Reeves already had experience crafting campaigns under this pioneering approach to marketing. Back at Amazon he worked with Droga5 to create an initiative for the US paper merchant Georgia-Pacific to help them sell more toilet rolls (not the sexiest of case studies to recall, he admits).

Instead of talking about how ply, or how the paper was “the softest ever” like most competitor brands, Reeves and his team set up a simple ‘subscribe and save model’ whereby Amazon calculated and delivered the exact amount of toilet paper that was needed to households exactly when they needed it.

The experience proved that “creating a TV ad that drove Amazon to sign up to subscribe is a totally different way of going to market than forcing someone down a supermarket aisle to buy the product”. It also propelled him to truly understand that customer intent is key – a platitude often repeated but also often distorted by marketers suffering from a chronic case of assumption – via the Cannes project with Deloitte Digital.

Together with a team led by chief marketing officer Alicia Hatch, Reeves wrote two creative briefs: one traditional and one fuelled by AI. The latter manifested itself with “a totally different format, priorities and drivers” and was a “true customer-first brief as opposed to a brand/product-first brief”. Simply put the difference lay between the brief’s lead character: the brand (“What do we want to tell the audience about the product or service?”) or the customer (“What does the audience want and need?”)
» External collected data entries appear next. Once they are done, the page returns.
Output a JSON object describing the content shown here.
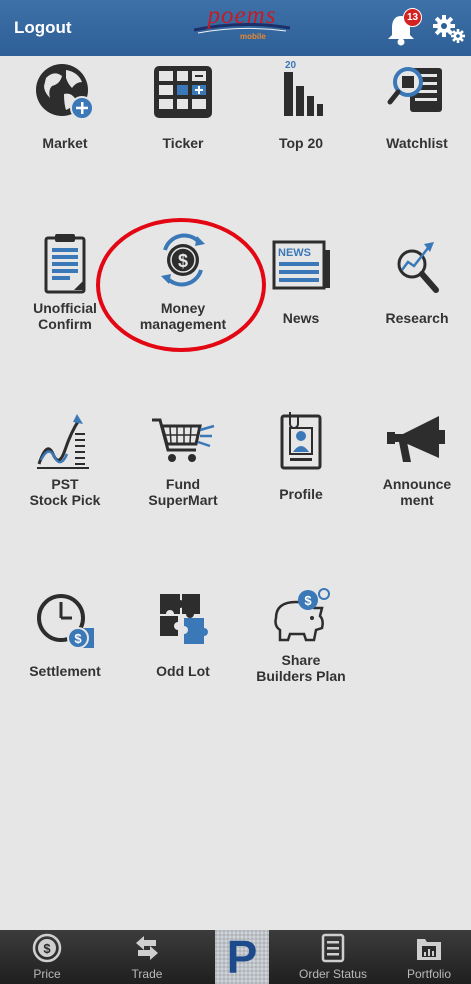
{
  "header": {
    "logout_label": "Logout",
    "logo_text": "poems",
    "logo_sub": "mobile",
    "notification_count": "13"
  },
  "tiles": [
    {
      "label": "Market",
      "icon": "globe-plus-icon"
    },
    {
      "label": "Ticker",
      "icon": "ticker-board-icon"
    },
    {
      "label": "Top 20",
      "icon": "top20-bars-icon",
      "icon_text": "20"
    },
    {
      "label": "Watchlist",
      "icon": "magnifier-list-icon"
    },
    {
      "label": "Unofficial\nConfirm",
      "icon": "clipboard-icon"
    },
    {
      "label": "Money\nmanagement",
      "icon": "money-exchange-icon"
    },
    {
      "label": "News",
      "icon": "newspaper-icon",
      "icon_text": "NEWS"
    },
    {
      "label": "Research",
      "icon": "research-magnifier-icon"
    },
    {
      "label": "PST\nStock Pick",
      "icon": "stock-chart-icon"
    },
    {
      "label": "Fund\nSuperMart",
      "icon": "shopping-cart-icon"
    },
    {
      "label": "Profile",
      "icon": "profile-card-icon"
    },
    {
      "label": "Announce\nment",
      "icon": "megaphone-icon"
    },
    {
      "label": "Settlement",
      "icon": "clock-coin-icon"
    },
    {
      "label": "Odd Lot",
      "icon": "puzzle-icon"
    },
    {
      "label": "Share\nBuilders Plan",
      "icon": "piggy-bank-icon"
    }
  ],
  "tabbar": {
    "items": [
      {
        "label": "Price",
        "icon": "dollar-coin-icon"
      },
      {
        "label": "Trade",
        "icon": "trade-arrows-icon"
      },
      {
        "label": "",
        "icon": "poems-p-logo-icon",
        "text": "P"
      },
      {
        "label": "Order Status",
        "icon": "order-list-icon"
      },
      {
        "label": "Portfolio",
        "icon": "portfolio-folder-icon"
      }
    ]
  },
  "colors": {
    "header_bg": "#2e5f97",
    "accent_blue": "#3a78b8",
    "icon_dark": "#2d2d2d",
    "highlight_circle": "#e30613",
    "badge_red": "#d42121"
  }
}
The results were presented on stage at the festival: the AI brief generated 57% more ideas than the traditional. Reeves believes this enhanced generation of brief is a derivative of cultural anthropology, one that is “based in truth” as opposed to a planner’s subjectivity.

Making CMOs famous

Working at the company over the past two years has, for Reeves, confirmed just how important voice will be to the future of ecommerce, so the search for the holy grail of 21st century brands – their sonic identity – will also factor heavily into the consultancy business. In fact he’s so interested in this aspect of the marketing evolution that he’s been working with colleges in the US to workshop curriculums for voice designers.

Since Amazon has cemented itself as a constant in the advertising world – one that for better or worse will factor into brands’ decision-making – a host of consultancies have sprung up helping grassroots sellers climb its rankings and make some cash. Reeves’ crucial point of difference will be the size of these clients: they will be multinationals, conglomerates – not jewellery sellers.

“I’m going to create some great work but also at the same make some great brands profitable and make some CMOs famous,” he says.

It’s a confident statement – but one perhaps only the former executive creative director of Amazon can make.